Hunfen observa, terrifié mais fasciné, l’affrontement débuter entre le dragon et les gardes. Les flèches se mirent à siffler dans les airs tandis que les guerriers brandissaient leurs armes, prêts à frapper la créature dès qu’elle serait à portée. Le dragon, imperturbable, semblait prendre plaisir à les combattre. Il sembla prendre une inspiration, et le jeune Nordique se redressa légèrement, s’attendant à assister à une autre de ces attaques formidables, déclenchées d’un cri.

« Thuri du hin sil ko Sovngarde! » rugit le dragon, sa voix résonnant à travers les cieux. Hunfen n’avait saisi que le mot Sovngarde, l’endroit où les âmes des Nordiques qui avaient vécu avec honneur étaient accueillies. L’espace d’un instant, il imagina le grand dragon noir semer la terreur dans ce lieu mythique. Néanmoins, les paroles de la créature n’avaient été suivies d’aucun effet. De toute évidence, ces êtres pouvaient également parler sans attaquer.

Les gardes redoublèrent d'efforts, portant des coups de plus en plus puissants. Le dragon, en réponse, battit des ailes, gagnant une dizaine de mètres d’altitude. « Krif krin. Pruzah! » lança-t-il avec un grondement amusé, là encore sans que cela ne produise un quelconque effet. Hunfen reporta son attention sur les hommes en armes, prenant la mesure du courage dont ils faisaient preuve en combattant. L’instant d’après, le dragon inspira à nouveau profondément et s’exclama : « Yol Toor Shul ! » Cette fois, un jet de flammes se déversa sur les gardiens de Blancherive.

Comme pour les narguer, la bête se posa à nouveau devant les hommes. Les combattants tentaient tant bien que mal de lui tenir tête, assenant de violents coups d’épée accompagnés de quelques sorts de flammes et d’éclairs que Itileth semblait également maîtriser. Armures et boucliers constituaient une bien maigre défense contre les griffes et crocs acérées et les jets de flammes. Dans cette mêlée chaotique, certains gardes tombaient sous les assauts du dragon, tandis que d'autres se relevaient pour continuer le combat.

« Brit grah ! » s'exclama le dragon, appréciant visiblement le spectacle.

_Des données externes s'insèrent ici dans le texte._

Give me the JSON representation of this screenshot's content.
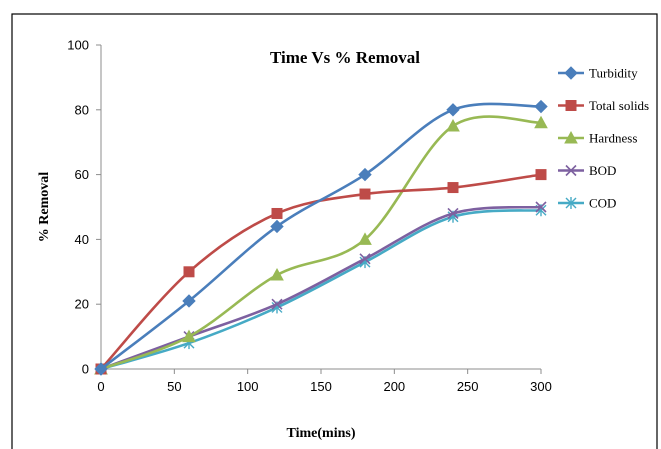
{
  "chart_data": {
    "type": "line",
    "title": "Time Vs % Removal",
    "xlabel": "Time(mins)",
    "ylabel": "% Removal",
    "xlim": [
      0,
      300
    ],
    "ylim": [
      0,
      100
    ],
    "xticks": [
      0,
      50,
      100,
      150,
      200,
      250,
      300
    ],
    "yticks": [
      0,
      20,
      40,
      60,
      80,
      100
    ],
    "smooth": true,
    "grid": false,
    "legend_position": "right",
    "x": [
      0,
      60,
      120,
      180,
      240,
      300
    ],
    "series": [
      {
        "name": "Turbidity",
        "color": "#4a7ebb",
        "marker": "diamond",
        "values": [
          0,
          21,
          44,
          60,
          80,
          81
        ]
      },
      {
        "name": "Total solids",
        "color": "#be4b48",
        "marker": "square",
        "values": [
          0,
          30,
          48,
          54,
          56,
          60
        ]
      },
      {
        "name": "Hardness",
        "color": "#98b954",
        "marker": "triangle",
        "values": [
          0,
          10,
          29,
          40,
          75,
          76
        ]
      },
      {
        "name": "BOD",
        "color": "#7d60a0",
        "marker": "x",
        "values": [
          0,
          10,
          20,
          34,
          48,
          50
        ]
      },
      {
        "name": "COD",
        "color": "#46aac5",
        "marker": "star",
        "values": [
          0,
          8,
          19,
          33,
          47,
          49
        ]
      }
    ]
  }
}
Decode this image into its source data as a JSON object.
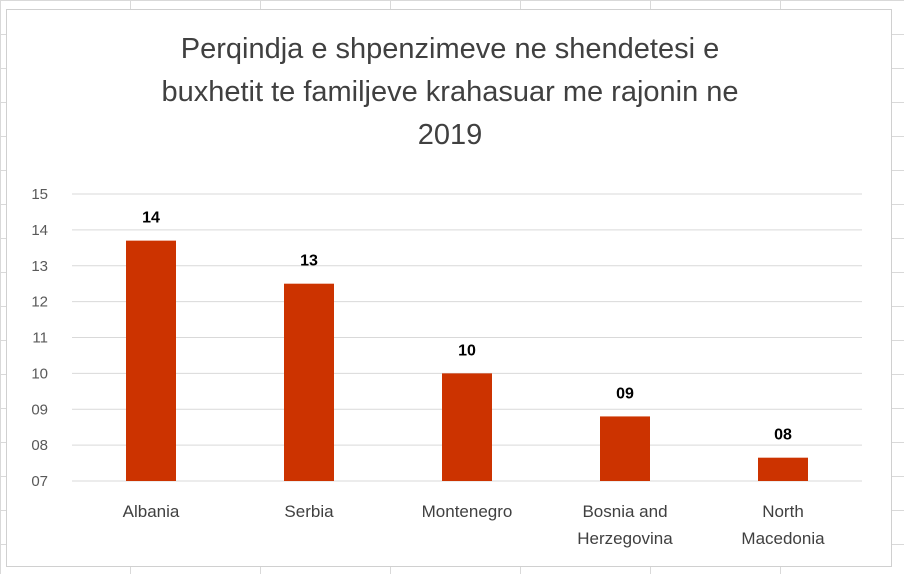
{
  "chart_data": {
    "type": "bar",
    "title": "Perqindja e shpenzimeve ne shendetesi e buxhetit te familjeve krahasuar me rajonin ne 2019",
    "title_lines": [
      "Perqindja e shpenzimeve ne shendetesi e",
      "buxhetit te familjeve krahasuar me rajonin ne",
      "2019"
    ],
    "categories": [
      "Albania",
      "Serbia",
      "Montenegro",
      "Bosnia and Herzegovina",
      "North Macedonia"
    ],
    "category_lines": [
      [
        "Albania"
      ],
      [
        "Serbia"
      ],
      [
        "Montenegro"
      ],
      [
        "Bosnia and",
        "Herzegovina"
      ],
      [
        "North",
        "Macedonia"
      ]
    ],
    "values": [
      13.7,
      12.5,
      10.0,
      8.8,
      7.65
    ],
    "data_labels": [
      "14",
      "13",
      "10",
      "09",
      "08"
    ],
    "y_ticks": [
      "07",
      "08",
      "09",
      "10",
      "11",
      "12",
      "13",
      "14",
      "15"
    ],
    "ylim": [
      7,
      15
    ],
    "grid": true,
    "legend": "none",
    "bar_color": "#cc3300",
    "gridline_color": "#d9d9d9"
  }
}
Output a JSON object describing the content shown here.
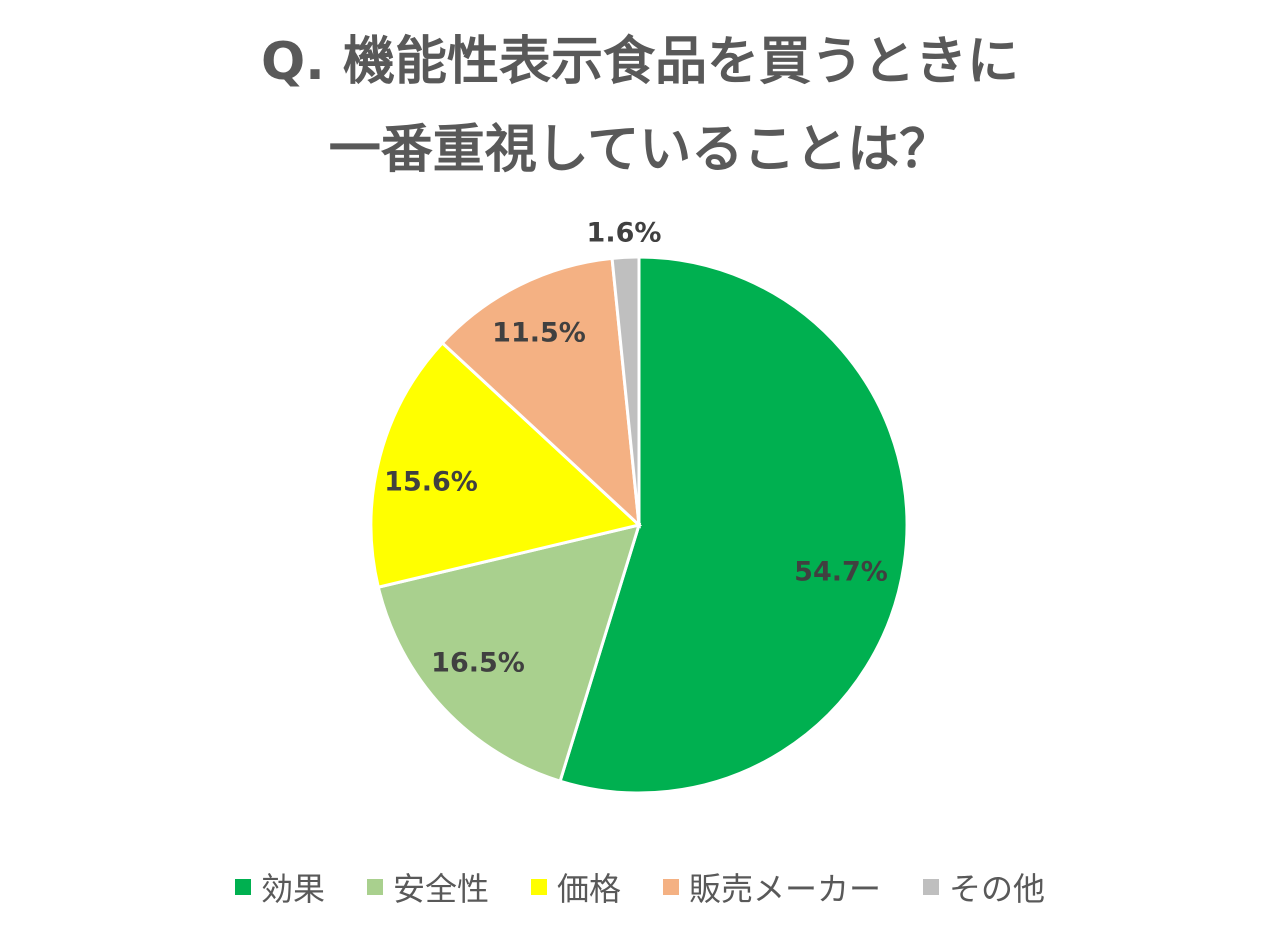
{
  "chart_data": {
    "type": "pie",
    "title_line1": "Q. 機能性表示食品を買うときに",
    "title_line2": "一番重視していることは？",
    "categories": [
      "効果",
      "安全性",
      "価格",
      "販売メーカー",
      "その他"
    ],
    "values": [
      54.7,
      16.5,
      15.6,
      11.5,
      1.6
    ],
    "labels": [
      "54.7%",
      "16.5%",
      "15.6%",
      "11.5%",
      "1.6%"
    ],
    "colors": [
      "#00B050",
      "#A9D08E",
      "#FFFF00",
      "#F4B183",
      "#BFBFBF"
    ],
    "start_angle": "12 o'clock",
    "direction": "clockwise",
    "legend_position": "bottom"
  }
}
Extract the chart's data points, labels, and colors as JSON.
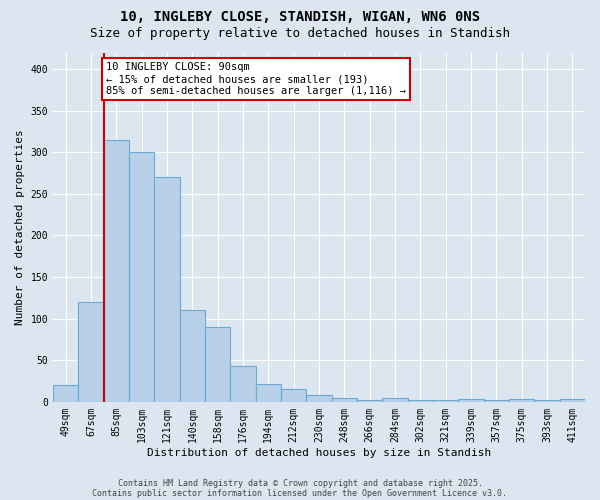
{
  "title_line1": "10, INGLEBY CLOSE, STANDISH, WIGAN, WN6 0NS",
  "title_line2": "Size of property relative to detached houses in Standish",
  "xlabel": "Distribution of detached houses by size in Standish",
  "ylabel": "Number of detached properties",
  "categories": [
    "49sqm",
    "67sqm",
    "85sqm",
    "103sqm",
    "121sqm",
    "140sqm",
    "158sqm",
    "176sqm",
    "194sqm",
    "212sqm",
    "230sqm",
    "248sqm",
    "266sqm",
    "284sqm",
    "302sqm",
    "321sqm",
    "339sqm",
    "357sqm",
    "375sqm",
    "393sqm",
    "411sqm"
  ],
  "values": [
    20,
    120,
    315,
    300,
    270,
    110,
    90,
    43,
    22,
    16,
    8,
    5,
    2,
    5,
    2,
    2,
    4,
    2,
    4,
    2,
    4
  ],
  "bar_color": "#b8d0e8",
  "bar_edge_color": "#6aaad4",
  "vline_x_index": 2,
  "vline_color": "#cc0000",
  "annotation_text": "10 INGLEBY CLOSE: 90sqm\n← 15% of detached houses are smaller (193)\n85% of semi-detached houses are larger (1,116) →",
  "annotation_box_color": "white",
  "annotation_box_edge_color": "#cc0000",
  "annotation_fontsize": 7.5,
  "ylim": [
    0,
    420
  ],
  "yticks": [
    0,
    50,
    100,
    150,
    200,
    250,
    300,
    350,
    400
  ],
  "background_color": "#dce6f0",
  "plot_bg_color": "#dce6f0",
  "footer_line1": "Contains HM Land Registry data © Crown copyright and database right 2025.",
  "footer_line2": "Contains public sector information licensed under the Open Government Licence v3.0.",
  "title_fontsize": 10,
  "subtitle_fontsize": 9,
  "xlabel_fontsize": 8,
  "ylabel_fontsize": 8,
  "tick_fontsize": 7
}
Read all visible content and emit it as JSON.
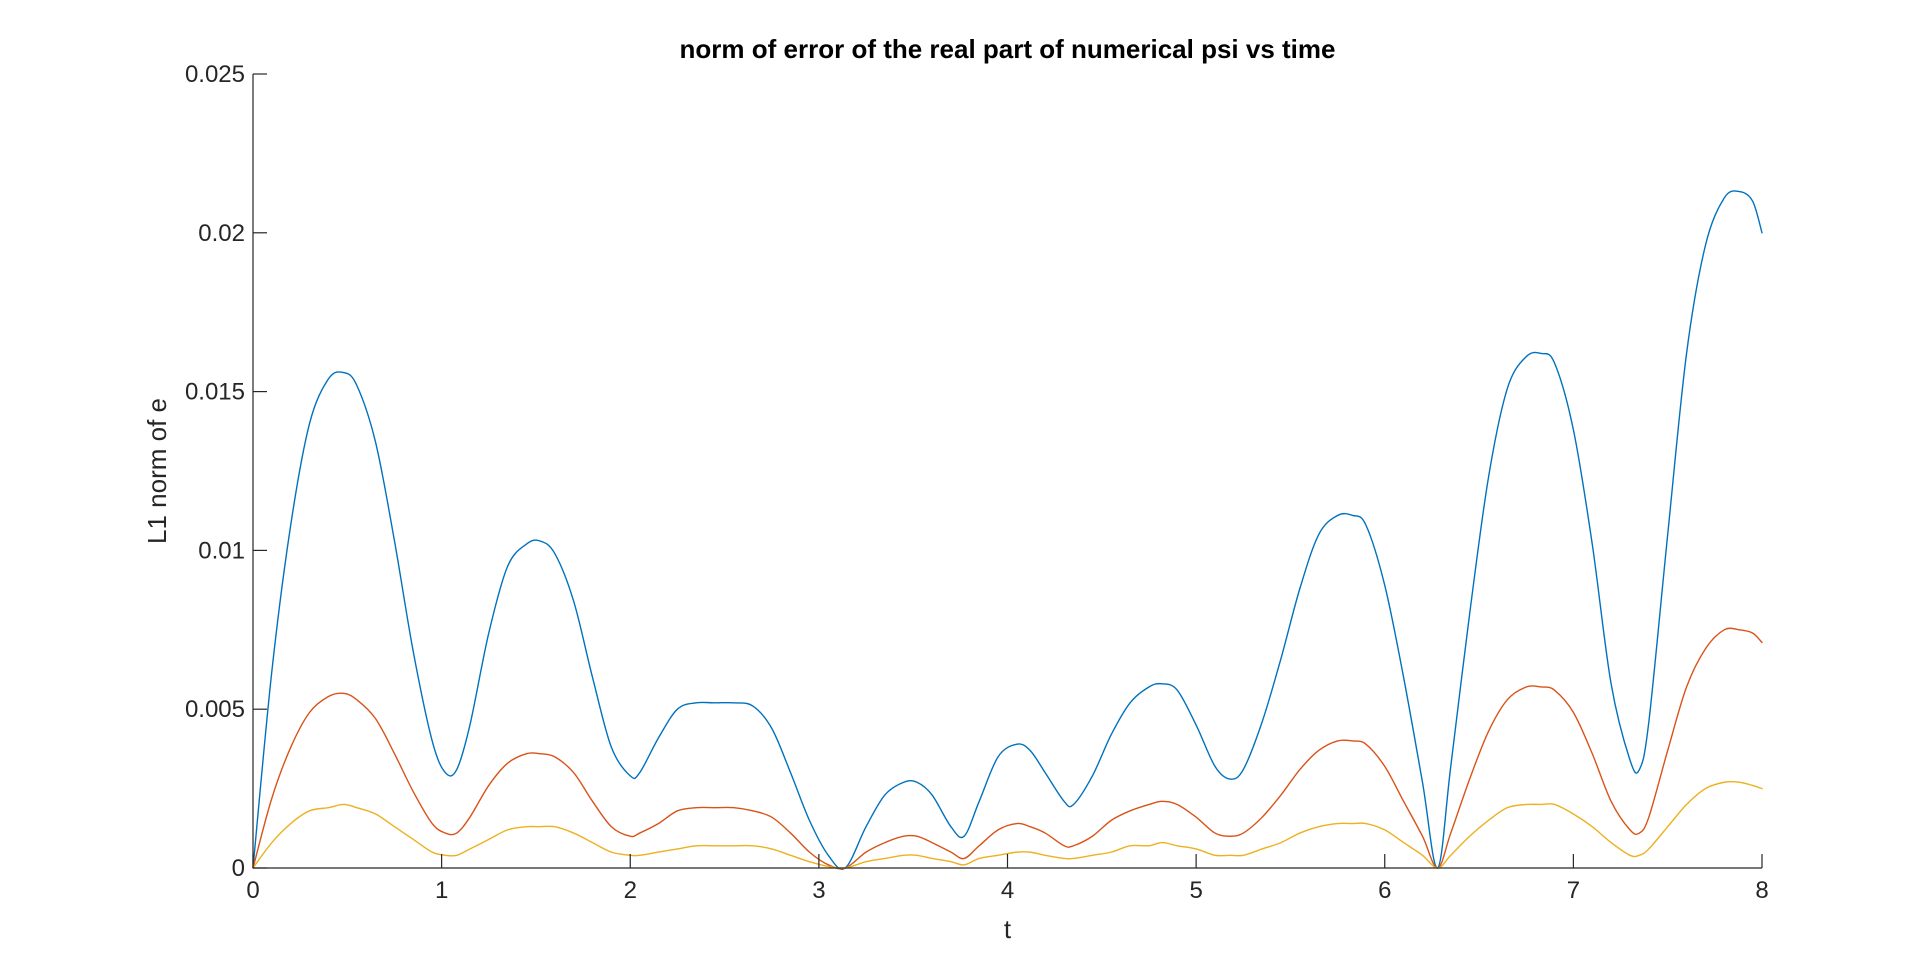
{
  "chart_data": {
    "type": "line",
    "title": "norm of error of the real part of numerical psi vs time",
    "xlabel": "t",
    "ylabel": "L1 norm of e",
    "xlim": [
      0,
      8
    ],
    "ylim": [
      0,
      0.025
    ],
    "xticks": [
      0,
      1,
      2,
      3,
      4,
      5,
      6,
      7,
      8
    ],
    "xtick_labels": [
      "0",
      "1",
      "2",
      "3",
      "4",
      "5",
      "6",
      "7",
      "8"
    ],
    "yticks": [
      0,
      0.005,
      0.01,
      0.015,
      0.02,
      0.025
    ],
    "ytick_labels": [
      "0",
      "0.005",
      "0.01",
      "0.015",
      "0.02",
      "0.025"
    ],
    "grid": false,
    "box": "left-bottom",
    "series": [
      {
        "color": "#0072BD",
        "x": [
          0,
          0.1,
          0.2,
          0.3,
          0.4,
          0.48,
          0.55,
          0.65,
          0.75,
          0.85,
          0.95,
          1.02,
          1.08,
          1.15,
          1.25,
          1.35,
          1.45,
          1.52,
          1.6,
          1.7,
          1.8,
          1.9,
          2.0,
          2.05,
          2.15,
          2.25,
          2.35,
          2.45,
          2.55,
          2.65,
          2.75,
          2.85,
          2.95,
          3.05,
          3.14,
          3.25,
          3.35,
          3.45,
          3.52,
          3.6,
          3.7,
          3.77,
          3.85,
          3.95,
          4.05,
          4.12,
          4.2,
          4.3,
          4.35,
          4.45,
          4.55,
          4.65,
          4.75,
          4.82,
          4.9,
          5.0,
          5.1,
          5.18,
          5.25,
          5.35,
          5.45,
          5.55,
          5.65,
          5.75,
          5.83,
          5.9,
          6.0,
          6.1,
          6.2,
          6.28,
          6.35,
          6.45,
          6.55,
          6.65,
          6.75,
          6.83,
          6.9,
          7.0,
          7.1,
          7.2,
          7.3,
          7.35,
          7.4,
          7.5,
          7.6,
          7.7,
          7.8,
          7.88,
          7.95,
          8.0
        ],
        "values": [
          0,
          0.0062,
          0.0108,
          0.014,
          0.0154,
          0.0156,
          0.0152,
          0.0134,
          0.0103,
          0.0068,
          0.004,
          0.003,
          0.0031,
          0.0045,
          0.0074,
          0.0095,
          0.0102,
          0.0103,
          0.0099,
          0.0084,
          0.006,
          0.0038,
          0.0029,
          0.003,
          0.0041,
          0.005,
          0.0052,
          0.0052,
          0.0052,
          0.0051,
          0.0044,
          0.003,
          0.0015,
          0.0004,
          0,
          0.0013,
          0.0023,
          0.0027,
          0.0027,
          0.0023,
          0.0013,
          0.001,
          0.0021,
          0.0035,
          0.0039,
          0.0037,
          0.003,
          0.0021,
          0.002,
          0.0029,
          0.0042,
          0.0052,
          0.0057,
          0.0058,
          0.0056,
          0.0045,
          0.0032,
          0.0028,
          0.0031,
          0.0046,
          0.0066,
          0.0088,
          0.0105,
          0.0111,
          0.0111,
          0.0108,
          0.0089,
          0.006,
          0.0027,
          0,
          0.0032,
          0.008,
          0.0123,
          0.0151,
          0.0161,
          0.0162,
          0.0159,
          0.0138,
          0.0102,
          0.0058,
          0.0034,
          0.0031,
          0.0046,
          0.0105,
          0.0162,
          0.0196,
          0.0211,
          0.0213,
          0.021,
          0.02
        ]
      },
      {
        "color": "#D95319",
        "x": [
          0,
          0.1,
          0.2,
          0.3,
          0.4,
          0.48,
          0.55,
          0.65,
          0.75,
          0.85,
          0.95,
          1.02,
          1.08,
          1.15,
          1.25,
          1.35,
          1.45,
          1.52,
          1.6,
          1.7,
          1.8,
          1.9,
          2.0,
          2.05,
          2.15,
          2.25,
          2.35,
          2.45,
          2.55,
          2.65,
          2.75,
          2.85,
          2.95,
          3.05,
          3.14,
          3.25,
          3.35,
          3.45,
          3.52,
          3.6,
          3.7,
          3.77,
          3.85,
          3.95,
          4.05,
          4.12,
          4.2,
          4.3,
          4.35,
          4.45,
          4.55,
          4.65,
          4.75,
          4.82,
          4.9,
          5.0,
          5.1,
          5.18,
          5.25,
          5.35,
          5.45,
          5.55,
          5.65,
          5.75,
          5.83,
          5.9,
          6.0,
          6.1,
          6.2,
          6.28,
          6.35,
          6.45,
          6.55,
          6.65,
          6.75,
          6.83,
          6.9,
          7.0,
          7.1,
          7.2,
          7.3,
          7.35,
          7.4,
          7.5,
          7.6,
          7.7,
          7.8,
          7.88,
          7.95,
          8.0
        ],
        "values": [
          0,
          0.0022,
          0.0038,
          0.0049,
          0.0054,
          0.0055,
          0.0053,
          0.0047,
          0.0036,
          0.0024,
          0.0014,
          0.0011,
          0.0011,
          0.0016,
          0.0026,
          0.0033,
          0.0036,
          0.0036,
          0.0035,
          0.003,
          0.0021,
          0.0013,
          0.001,
          0.0011,
          0.0014,
          0.0018,
          0.0019,
          0.0019,
          0.0019,
          0.0018,
          0.0016,
          0.0011,
          0.0005,
          0.0001,
          0,
          0.0005,
          0.0008,
          0.001,
          0.001,
          0.0008,
          0.0005,
          0.0003,
          0.0007,
          0.0012,
          0.0014,
          0.0013,
          0.0011,
          0.0007,
          0.0007,
          0.001,
          0.0015,
          0.0018,
          0.002,
          0.0021,
          0.002,
          0.0016,
          0.0011,
          0.001,
          0.0011,
          0.0016,
          0.0023,
          0.0031,
          0.0037,
          0.004,
          0.004,
          0.0039,
          0.0032,
          0.0021,
          0.001,
          0,
          0.0011,
          0.0028,
          0.0043,
          0.0053,
          0.0057,
          0.0057,
          0.0056,
          0.0049,
          0.0036,
          0.0021,
          0.0012,
          0.0011,
          0.0016,
          0.0037,
          0.0057,
          0.0069,
          0.0075,
          0.0075,
          0.0074,
          0.0071
        ]
      },
      {
        "color": "#EDB120",
        "x": [
          0,
          0.1,
          0.2,
          0.3,
          0.4,
          0.48,
          0.55,
          0.65,
          0.75,
          0.85,
          0.95,
          1.02,
          1.08,
          1.15,
          1.25,
          1.35,
          1.45,
          1.52,
          1.6,
          1.7,
          1.8,
          1.9,
          2.0,
          2.05,
          2.15,
          2.25,
          2.35,
          2.45,
          2.55,
          2.65,
          2.75,
          2.85,
          2.95,
          3.05,
          3.14,
          3.25,
          3.35,
          3.45,
          3.52,
          3.6,
          3.7,
          3.77,
          3.85,
          3.95,
          4.05,
          4.12,
          4.2,
          4.3,
          4.35,
          4.45,
          4.55,
          4.65,
          4.75,
          4.82,
          4.9,
          5.0,
          5.1,
          5.18,
          5.25,
          5.35,
          5.45,
          5.55,
          5.65,
          5.75,
          5.83,
          5.9,
          6.0,
          6.1,
          6.2,
          6.28,
          6.35,
          6.45,
          6.55,
          6.65,
          6.75,
          6.83,
          6.9,
          7.0,
          7.1,
          7.2,
          7.3,
          7.35,
          7.4,
          7.5,
          7.6,
          7.7,
          7.8,
          7.88,
          7.95,
          8.0
        ],
        "values": [
          0,
          0.0008,
          0.0014,
          0.0018,
          0.0019,
          0.002,
          0.0019,
          0.0017,
          0.0013,
          0.0009,
          0.0005,
          0.0004,
          0.0004,
          0.0006,
          0.0009,
          0.0012,
          0.0013,
          0.0013,
          0.0013,
          0.0011,
          0.0008,
          0.0005,
          0.0004,
          0.0004,
          0.0005,
          0.0006,
          0.0007,
          0.0007,
          0.0007,
          0.0007,
          0.0006,
          0.0004,
          0.0002,
          5e-05,
          0,
          0.0002,
          0.0003,
          0.0004,
          0.0004,
          0.0003,
          0.0002,
          0.0001,
          0.0003,
          0.0004,
          0.0005,
          0.0005,
          0.0004,
          0.0003,
          0.0003,
          0.0004,
          0.0005,
          0.0007,
          0.0007,
          0.0008,
          0.0007,
          0.0006,
          0.0004,
          0.0004,
          0.0004,
          0.0006,
          0.0008,
          0.0011,
          0.0013,
          0.0014,
          0.0014,
          0.0014,
          0.0012,
          0.0008,
          0.0004,
          0,
          0.0004,
          0.001,
          0.0015,
          0.0019,
          0.002,
          0.002,
          0.002,
          0.0017,
          0.0013,
          0.0008,
          0.0004,
          0.0004,
          0.0006,
          0.0013,
          0.002,
          0.0025,
          0.0027,
          0.0027,
          0.0026,
          0.0025
        ]
      }
    ]
  }
}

Les gardes, malgré la peur et l'épuisement, persistaient dans leur lutte contre le monstre ailé. Le dragon s'éleva soudain à nouveau dans les airs, observant la scène d'un œil satisfait.

« J'avais oublié à quel point vous, mortels, pouvez offrir un divertissement de choix ! » lança la créature. Hunfen se redressa, émerveillé. Ainsi, ces dragons parlaient la langue commune ?! « Vous êtes braves. Bahlaan hokoron ! poursuivit le dragon en tournant autour des guerriers. Votre défaite me fera honneur ! »

La bataille atteignait son paroxysme, les gardes et le dragon se livrant à un combat sans merci. Les flèches fusaient, les épées s'entrechoquaient et les sorts éclairaient le champ de bataille. Le dragon, déterminé à éliminer ses adversaires, redoublait de férocité. Soudain, le dragon happa un garde et, d’un mouvement de tête rapide, le projeta dans les airs. Le corps déjà sans vie et désarticulé vola par-dessus Hunfen, qui ne put retenir un cri d'effroi. L’enfant se ratatina à nouveau derrière le rocher. Ce dragon allait-il tous les avoir, jusqu’au dernier ?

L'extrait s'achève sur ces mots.